Friday, January 24, 2025 - Nnamdi Kanu, the detained leader of the Indigenous People of Biafra (IPOB), has requested that his case be transferred to a Federal High Court in the southeast if no judge in Abuja is willing to preside over it.
This request was disclosed by Kanu’s special counsel, Aloy
Ejimakor, in a statement.
Kanu, facing terrorism charges at the Federal High Court in Abuja, has
been in detention since he was controversially repatriated to Nigeria from
Kenya in June 2021. His legal team has been consistently opposed to the current
presiding judge, Justice Binta Nyako after Kanu accused her of bias and
disobeying a Supreme Court ruling that had ordered his release on bail. As a
result, Justice Nyako recused herself from the case in September 2024, but the
Chief Judge of the Federal High Court, John Tsoho, reassigned the case to her,
prompting continued opposition from Kanu’s team.
Kanu's legal team visited him at the State Security Service (SSS)
facility on Wednesday, where he instructed them to prevent Justice Nyako from
continuing to preside over his trial. Ejimakor emphasized that if the case
remained with Nyako, it would imply disobedience to her own previous order of
recusal.
In his statement, Ejimakor revealed that Kanu has now requested that the
case be moved to any Federal High Court in the Southeast or South-south
regions, such as Umuahia, Awka, Enugu, Asaba, or Port Harcourt if judges in
Abuja are unwilling to hear the case. He also expressed concern over the
constitutional implications of the situation.

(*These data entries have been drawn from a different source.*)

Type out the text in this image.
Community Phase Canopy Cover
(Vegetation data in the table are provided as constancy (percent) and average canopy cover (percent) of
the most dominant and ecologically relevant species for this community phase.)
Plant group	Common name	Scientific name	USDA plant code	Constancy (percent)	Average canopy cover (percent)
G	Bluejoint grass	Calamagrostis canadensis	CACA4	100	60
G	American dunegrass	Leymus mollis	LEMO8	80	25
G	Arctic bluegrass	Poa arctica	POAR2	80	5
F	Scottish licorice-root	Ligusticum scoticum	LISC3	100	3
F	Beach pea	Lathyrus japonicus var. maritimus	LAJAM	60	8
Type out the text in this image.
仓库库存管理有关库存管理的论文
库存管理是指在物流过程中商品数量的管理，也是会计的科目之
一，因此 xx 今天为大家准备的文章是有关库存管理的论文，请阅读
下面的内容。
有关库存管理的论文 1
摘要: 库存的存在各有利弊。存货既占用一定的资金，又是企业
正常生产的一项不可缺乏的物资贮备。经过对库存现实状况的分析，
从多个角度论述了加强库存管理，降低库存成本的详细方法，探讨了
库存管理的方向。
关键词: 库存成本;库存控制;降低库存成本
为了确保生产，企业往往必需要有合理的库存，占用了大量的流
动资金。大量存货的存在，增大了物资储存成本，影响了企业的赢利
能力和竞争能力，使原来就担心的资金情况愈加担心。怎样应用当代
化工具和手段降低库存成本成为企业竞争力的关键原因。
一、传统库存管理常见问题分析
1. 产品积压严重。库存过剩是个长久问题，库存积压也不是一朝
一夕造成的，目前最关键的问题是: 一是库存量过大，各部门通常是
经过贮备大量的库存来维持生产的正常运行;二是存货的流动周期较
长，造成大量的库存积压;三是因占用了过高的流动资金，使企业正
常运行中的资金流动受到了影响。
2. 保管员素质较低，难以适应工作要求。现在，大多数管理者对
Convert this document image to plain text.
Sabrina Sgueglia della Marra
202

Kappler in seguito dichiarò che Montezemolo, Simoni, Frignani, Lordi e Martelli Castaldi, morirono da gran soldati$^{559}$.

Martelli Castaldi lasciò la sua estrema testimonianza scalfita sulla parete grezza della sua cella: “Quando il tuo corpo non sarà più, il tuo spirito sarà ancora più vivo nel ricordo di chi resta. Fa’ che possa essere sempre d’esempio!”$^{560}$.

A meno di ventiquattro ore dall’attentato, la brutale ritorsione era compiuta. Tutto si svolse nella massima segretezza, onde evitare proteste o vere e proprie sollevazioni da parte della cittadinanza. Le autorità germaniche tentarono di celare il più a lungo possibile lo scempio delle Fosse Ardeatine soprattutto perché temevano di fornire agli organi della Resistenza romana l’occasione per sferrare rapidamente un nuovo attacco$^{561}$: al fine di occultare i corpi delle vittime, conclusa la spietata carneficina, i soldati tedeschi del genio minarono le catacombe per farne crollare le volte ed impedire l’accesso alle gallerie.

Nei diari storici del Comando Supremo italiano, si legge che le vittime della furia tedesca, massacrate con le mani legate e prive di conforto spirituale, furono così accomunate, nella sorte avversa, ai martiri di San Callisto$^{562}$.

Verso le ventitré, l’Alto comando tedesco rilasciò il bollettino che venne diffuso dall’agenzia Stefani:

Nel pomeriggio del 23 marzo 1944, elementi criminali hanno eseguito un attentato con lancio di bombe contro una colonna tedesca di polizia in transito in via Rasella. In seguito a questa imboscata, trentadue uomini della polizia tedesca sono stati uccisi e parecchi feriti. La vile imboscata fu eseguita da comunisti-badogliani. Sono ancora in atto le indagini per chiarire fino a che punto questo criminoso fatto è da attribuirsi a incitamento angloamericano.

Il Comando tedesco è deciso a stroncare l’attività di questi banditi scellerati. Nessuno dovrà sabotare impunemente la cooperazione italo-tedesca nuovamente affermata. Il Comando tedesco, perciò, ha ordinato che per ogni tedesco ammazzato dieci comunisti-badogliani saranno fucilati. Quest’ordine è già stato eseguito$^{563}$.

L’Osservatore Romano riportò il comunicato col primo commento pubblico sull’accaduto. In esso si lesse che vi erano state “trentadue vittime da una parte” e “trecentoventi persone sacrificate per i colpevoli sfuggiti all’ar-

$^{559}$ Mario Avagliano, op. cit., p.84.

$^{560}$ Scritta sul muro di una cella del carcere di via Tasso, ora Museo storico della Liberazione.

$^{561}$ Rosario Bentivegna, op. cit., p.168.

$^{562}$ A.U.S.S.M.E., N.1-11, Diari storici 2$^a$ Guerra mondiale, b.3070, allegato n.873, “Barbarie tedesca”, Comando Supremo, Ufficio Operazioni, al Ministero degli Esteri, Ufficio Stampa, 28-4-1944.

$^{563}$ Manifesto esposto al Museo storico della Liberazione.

Kanu was first arrested in 2015 under former President Muhammadu
Buhari’s administration. In October 2022, the Court of Appeal in Abuja ruled
that Kanu’s extraordinary rendition to Nigeria was a violation of the country's
extradition treaty and his fundamental human rights. The court struck out the
terrorism charges filed against him and ordered his release. However, the
Nigerian government refused to release him, citing security concerns in the
South-east.
In December 2023, the Supreme Court reversed the lower court’s ruling, ordered the continuation of Kanu’s trial, and directed that it proceed at the Federal High Court in Abuja.